The Supreme Court's decision striking down Section 4 of the 1965 Voting Rights Act has an impact on parts of New York City. Under the law, Manhattan, Brooklyn and the Bronx required Federal clearance in advance, known as "preclearance," before they could make changes to voting procedures. But the Court said that the jurisdictions that had been covered under the law were chosen using old 1960s data and that they might not be discriminating any more.
Leslie Campbell, a Bronx resident, thinks that protections like the Voting Rights Act are still necessary. She worries about rolling back protections and the effect that might have on the Bronx and elsewhere.
"Things, although on the surface may seem like it has changed, there's a lot of discrimination, there's still a lot of racism, a lot of segregation," Campbell said.
The Bronx's inclusion on the list of places where disenfranchisement has existed historically may seem hard to believe today. Many of its elected officials, at every level of government, are from racial and ethnic groups the landmark civil rights legislation was meant to protect.
For Michael Benjamin, a former Democratic state assemblyman from the Bronx, this is exactly why Section 4 needed to be struck down.
"The City of New York does not violate the Voting Rights Act in any form or substance,” Benjamin said. “There are other jurisdictions around the country where that happens."

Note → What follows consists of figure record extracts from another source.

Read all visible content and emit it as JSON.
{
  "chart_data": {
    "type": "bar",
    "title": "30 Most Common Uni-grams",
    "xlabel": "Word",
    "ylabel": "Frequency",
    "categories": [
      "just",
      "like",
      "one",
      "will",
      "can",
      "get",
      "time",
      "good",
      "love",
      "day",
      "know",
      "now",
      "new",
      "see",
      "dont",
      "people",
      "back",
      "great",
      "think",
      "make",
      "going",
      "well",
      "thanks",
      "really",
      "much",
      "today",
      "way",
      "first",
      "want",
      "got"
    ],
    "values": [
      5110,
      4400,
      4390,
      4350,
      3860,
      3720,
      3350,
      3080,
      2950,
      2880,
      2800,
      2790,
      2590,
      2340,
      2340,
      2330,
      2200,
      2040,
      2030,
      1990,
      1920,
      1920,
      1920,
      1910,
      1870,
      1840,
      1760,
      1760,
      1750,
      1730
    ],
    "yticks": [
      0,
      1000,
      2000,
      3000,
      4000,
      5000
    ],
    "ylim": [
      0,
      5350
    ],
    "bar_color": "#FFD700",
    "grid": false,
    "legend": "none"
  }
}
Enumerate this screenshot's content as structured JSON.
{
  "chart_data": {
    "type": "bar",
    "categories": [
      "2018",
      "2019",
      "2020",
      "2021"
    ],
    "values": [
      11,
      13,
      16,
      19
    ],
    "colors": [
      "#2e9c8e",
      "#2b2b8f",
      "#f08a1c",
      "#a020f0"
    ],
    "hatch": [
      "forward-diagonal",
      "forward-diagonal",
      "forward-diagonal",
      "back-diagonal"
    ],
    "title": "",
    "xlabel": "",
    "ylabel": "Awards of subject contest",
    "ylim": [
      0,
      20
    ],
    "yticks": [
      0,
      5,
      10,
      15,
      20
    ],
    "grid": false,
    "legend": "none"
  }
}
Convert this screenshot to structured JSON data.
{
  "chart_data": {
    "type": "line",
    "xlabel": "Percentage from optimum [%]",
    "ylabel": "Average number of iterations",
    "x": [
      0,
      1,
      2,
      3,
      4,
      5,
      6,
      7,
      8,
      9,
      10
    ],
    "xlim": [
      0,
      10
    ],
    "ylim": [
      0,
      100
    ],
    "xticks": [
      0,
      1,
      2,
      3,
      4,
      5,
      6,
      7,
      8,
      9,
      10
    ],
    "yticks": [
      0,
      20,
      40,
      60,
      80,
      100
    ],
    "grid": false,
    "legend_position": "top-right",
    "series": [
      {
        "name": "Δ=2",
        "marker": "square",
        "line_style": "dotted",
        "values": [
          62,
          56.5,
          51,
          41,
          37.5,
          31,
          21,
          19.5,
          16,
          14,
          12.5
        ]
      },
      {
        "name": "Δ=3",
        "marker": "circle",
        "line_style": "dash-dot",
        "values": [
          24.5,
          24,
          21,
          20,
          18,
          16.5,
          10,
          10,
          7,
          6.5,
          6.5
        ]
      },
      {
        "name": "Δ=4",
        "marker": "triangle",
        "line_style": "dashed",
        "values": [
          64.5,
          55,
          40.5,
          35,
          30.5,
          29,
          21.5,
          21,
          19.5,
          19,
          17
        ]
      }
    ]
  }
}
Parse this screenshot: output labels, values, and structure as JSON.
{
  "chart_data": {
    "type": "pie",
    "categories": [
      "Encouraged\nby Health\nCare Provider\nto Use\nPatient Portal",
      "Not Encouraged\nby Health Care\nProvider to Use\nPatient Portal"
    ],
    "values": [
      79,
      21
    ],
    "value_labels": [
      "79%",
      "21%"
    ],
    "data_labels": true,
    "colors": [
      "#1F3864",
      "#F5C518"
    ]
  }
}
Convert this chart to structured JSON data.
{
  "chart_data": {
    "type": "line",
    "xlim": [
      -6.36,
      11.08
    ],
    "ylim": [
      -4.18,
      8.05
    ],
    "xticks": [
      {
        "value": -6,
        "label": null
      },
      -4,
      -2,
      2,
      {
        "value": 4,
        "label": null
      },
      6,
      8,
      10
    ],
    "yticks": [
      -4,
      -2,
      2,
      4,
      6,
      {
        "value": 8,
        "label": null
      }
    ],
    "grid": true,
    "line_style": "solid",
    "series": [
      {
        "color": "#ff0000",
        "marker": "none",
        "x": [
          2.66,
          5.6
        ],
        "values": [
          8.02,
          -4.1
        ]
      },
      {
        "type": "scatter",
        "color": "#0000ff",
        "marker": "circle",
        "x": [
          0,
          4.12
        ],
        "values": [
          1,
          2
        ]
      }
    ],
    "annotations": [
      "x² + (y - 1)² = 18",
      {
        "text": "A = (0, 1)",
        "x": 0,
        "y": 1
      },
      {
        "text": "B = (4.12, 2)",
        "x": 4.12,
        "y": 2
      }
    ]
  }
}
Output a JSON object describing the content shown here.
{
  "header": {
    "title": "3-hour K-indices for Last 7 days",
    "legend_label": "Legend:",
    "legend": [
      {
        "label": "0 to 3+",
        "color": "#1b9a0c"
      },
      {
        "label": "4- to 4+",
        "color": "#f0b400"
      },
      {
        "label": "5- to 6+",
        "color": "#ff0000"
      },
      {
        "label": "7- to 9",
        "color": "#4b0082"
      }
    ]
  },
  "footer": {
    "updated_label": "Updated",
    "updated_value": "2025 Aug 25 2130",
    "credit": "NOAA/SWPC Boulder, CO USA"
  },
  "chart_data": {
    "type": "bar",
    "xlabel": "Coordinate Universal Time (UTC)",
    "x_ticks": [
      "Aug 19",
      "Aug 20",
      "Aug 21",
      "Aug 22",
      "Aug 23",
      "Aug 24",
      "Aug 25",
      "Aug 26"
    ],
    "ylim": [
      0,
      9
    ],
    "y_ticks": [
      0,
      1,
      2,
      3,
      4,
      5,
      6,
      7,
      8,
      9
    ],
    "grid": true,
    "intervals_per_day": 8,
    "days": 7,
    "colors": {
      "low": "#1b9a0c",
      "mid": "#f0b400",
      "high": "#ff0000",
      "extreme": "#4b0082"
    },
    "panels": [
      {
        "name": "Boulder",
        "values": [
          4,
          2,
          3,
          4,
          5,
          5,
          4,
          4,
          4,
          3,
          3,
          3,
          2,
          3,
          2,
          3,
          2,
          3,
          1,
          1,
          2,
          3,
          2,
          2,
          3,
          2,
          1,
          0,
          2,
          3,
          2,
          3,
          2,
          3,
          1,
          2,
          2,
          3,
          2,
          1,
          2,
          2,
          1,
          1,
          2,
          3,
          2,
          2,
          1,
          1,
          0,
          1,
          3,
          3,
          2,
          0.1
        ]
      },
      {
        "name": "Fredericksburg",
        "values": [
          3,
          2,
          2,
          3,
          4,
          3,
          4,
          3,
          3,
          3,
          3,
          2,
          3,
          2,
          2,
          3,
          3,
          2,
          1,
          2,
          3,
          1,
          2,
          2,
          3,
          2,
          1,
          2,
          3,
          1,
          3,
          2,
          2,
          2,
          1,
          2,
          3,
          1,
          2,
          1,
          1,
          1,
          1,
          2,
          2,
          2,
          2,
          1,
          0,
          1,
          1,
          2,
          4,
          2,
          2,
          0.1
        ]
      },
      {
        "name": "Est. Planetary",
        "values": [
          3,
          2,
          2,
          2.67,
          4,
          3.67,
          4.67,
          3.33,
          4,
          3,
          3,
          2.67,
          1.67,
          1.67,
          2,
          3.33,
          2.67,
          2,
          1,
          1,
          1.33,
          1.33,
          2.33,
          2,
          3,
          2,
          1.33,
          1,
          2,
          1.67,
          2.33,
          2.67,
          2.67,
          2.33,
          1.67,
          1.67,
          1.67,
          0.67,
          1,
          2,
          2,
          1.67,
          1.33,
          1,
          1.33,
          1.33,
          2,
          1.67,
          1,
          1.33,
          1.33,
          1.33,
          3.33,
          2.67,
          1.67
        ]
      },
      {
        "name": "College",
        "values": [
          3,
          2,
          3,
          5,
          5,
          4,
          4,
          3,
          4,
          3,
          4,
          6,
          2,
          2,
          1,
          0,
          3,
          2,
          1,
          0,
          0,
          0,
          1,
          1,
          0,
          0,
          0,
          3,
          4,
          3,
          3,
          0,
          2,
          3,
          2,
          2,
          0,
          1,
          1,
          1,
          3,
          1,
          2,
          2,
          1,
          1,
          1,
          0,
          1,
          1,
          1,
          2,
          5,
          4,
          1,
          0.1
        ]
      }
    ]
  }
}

Congressman Jose Serrano has been an elected official in the Bronx nearly as long as the Voting Rights Act has been law. He says that the Supreme Court erred in striking down pre-clearance, even for the Bronx.
"We've made incredible strides, but we're still not where I think we should be,” said Serrano. “Not when you see other places making it harder for people to vote."
In its ruling, the Court suggests Congress could come up with new criteria for parts of the country where voter disenfranchisement is still an issue. Congressman Serrano says he would like to see that happen. Whether the Bronx will make it back onto that list remains uncertain.